1. **Monolithic `script.py`**: The main pipeline runs at import level (no `__main__` guard). This is intentional for checkpoint-based resumption β€” the script detects existing artifacts and skips completed stages.

2. **Duplicated helper functions**: Functions like `detect_script()`, `count_graphemes()`, and `normalize_decode()` are copied across evaluation scripts rather than shared via import. This ensures each eval script is self-contained and runnable independently.

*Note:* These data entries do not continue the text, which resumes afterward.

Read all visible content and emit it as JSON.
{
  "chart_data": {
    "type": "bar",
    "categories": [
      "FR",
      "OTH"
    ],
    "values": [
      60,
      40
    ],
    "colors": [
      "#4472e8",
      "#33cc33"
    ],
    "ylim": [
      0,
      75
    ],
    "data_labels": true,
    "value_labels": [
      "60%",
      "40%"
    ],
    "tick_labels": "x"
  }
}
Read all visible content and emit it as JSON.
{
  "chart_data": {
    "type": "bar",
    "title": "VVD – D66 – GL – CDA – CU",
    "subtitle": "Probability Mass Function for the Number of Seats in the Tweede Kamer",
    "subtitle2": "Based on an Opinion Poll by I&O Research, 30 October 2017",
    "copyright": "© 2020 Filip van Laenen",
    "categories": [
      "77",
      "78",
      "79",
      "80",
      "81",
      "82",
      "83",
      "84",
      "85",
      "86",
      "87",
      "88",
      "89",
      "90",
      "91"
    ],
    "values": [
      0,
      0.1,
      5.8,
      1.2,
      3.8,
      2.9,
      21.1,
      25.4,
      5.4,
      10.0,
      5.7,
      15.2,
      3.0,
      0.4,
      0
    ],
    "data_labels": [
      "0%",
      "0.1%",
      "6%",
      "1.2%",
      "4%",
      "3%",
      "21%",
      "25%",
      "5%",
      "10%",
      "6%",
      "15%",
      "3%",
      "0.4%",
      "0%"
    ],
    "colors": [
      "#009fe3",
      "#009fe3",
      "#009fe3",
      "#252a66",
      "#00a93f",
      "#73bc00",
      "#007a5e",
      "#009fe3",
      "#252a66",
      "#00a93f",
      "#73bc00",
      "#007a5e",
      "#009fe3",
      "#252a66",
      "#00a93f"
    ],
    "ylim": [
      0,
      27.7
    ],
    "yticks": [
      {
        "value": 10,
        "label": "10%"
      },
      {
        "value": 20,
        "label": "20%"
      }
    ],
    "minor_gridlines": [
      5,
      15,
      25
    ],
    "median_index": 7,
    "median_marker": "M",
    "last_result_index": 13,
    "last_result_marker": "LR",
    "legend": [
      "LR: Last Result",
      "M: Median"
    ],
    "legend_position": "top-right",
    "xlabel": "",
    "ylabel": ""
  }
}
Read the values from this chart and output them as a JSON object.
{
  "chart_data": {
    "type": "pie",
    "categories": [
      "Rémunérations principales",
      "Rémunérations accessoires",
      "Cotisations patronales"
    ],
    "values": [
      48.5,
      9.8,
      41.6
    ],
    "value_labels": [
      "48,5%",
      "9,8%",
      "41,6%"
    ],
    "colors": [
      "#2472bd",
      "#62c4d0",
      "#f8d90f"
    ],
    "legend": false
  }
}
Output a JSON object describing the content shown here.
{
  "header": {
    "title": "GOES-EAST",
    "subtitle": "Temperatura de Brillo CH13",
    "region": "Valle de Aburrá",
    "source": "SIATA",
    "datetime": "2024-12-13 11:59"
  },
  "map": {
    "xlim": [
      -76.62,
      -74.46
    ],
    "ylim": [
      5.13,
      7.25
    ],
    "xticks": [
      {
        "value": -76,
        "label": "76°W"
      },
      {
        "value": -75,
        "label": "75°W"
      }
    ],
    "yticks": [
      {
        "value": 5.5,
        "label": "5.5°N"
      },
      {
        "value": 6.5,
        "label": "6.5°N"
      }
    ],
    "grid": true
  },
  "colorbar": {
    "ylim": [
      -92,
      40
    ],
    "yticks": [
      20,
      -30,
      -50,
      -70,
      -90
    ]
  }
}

3. **Test-set-only evaluation**: All paper numbers come from `eval_test_set.py`, not `script.py`'s full-corpus evaluation. The test set (11,282 sentences per script) provides unbiased estimates.

4. **Concatenated architecture**: Each concat config is stored as two JSON files (`concat_ar_*.json` + `concat_az_*.json`). The evaluator loads both and applies ID shifting at inference time.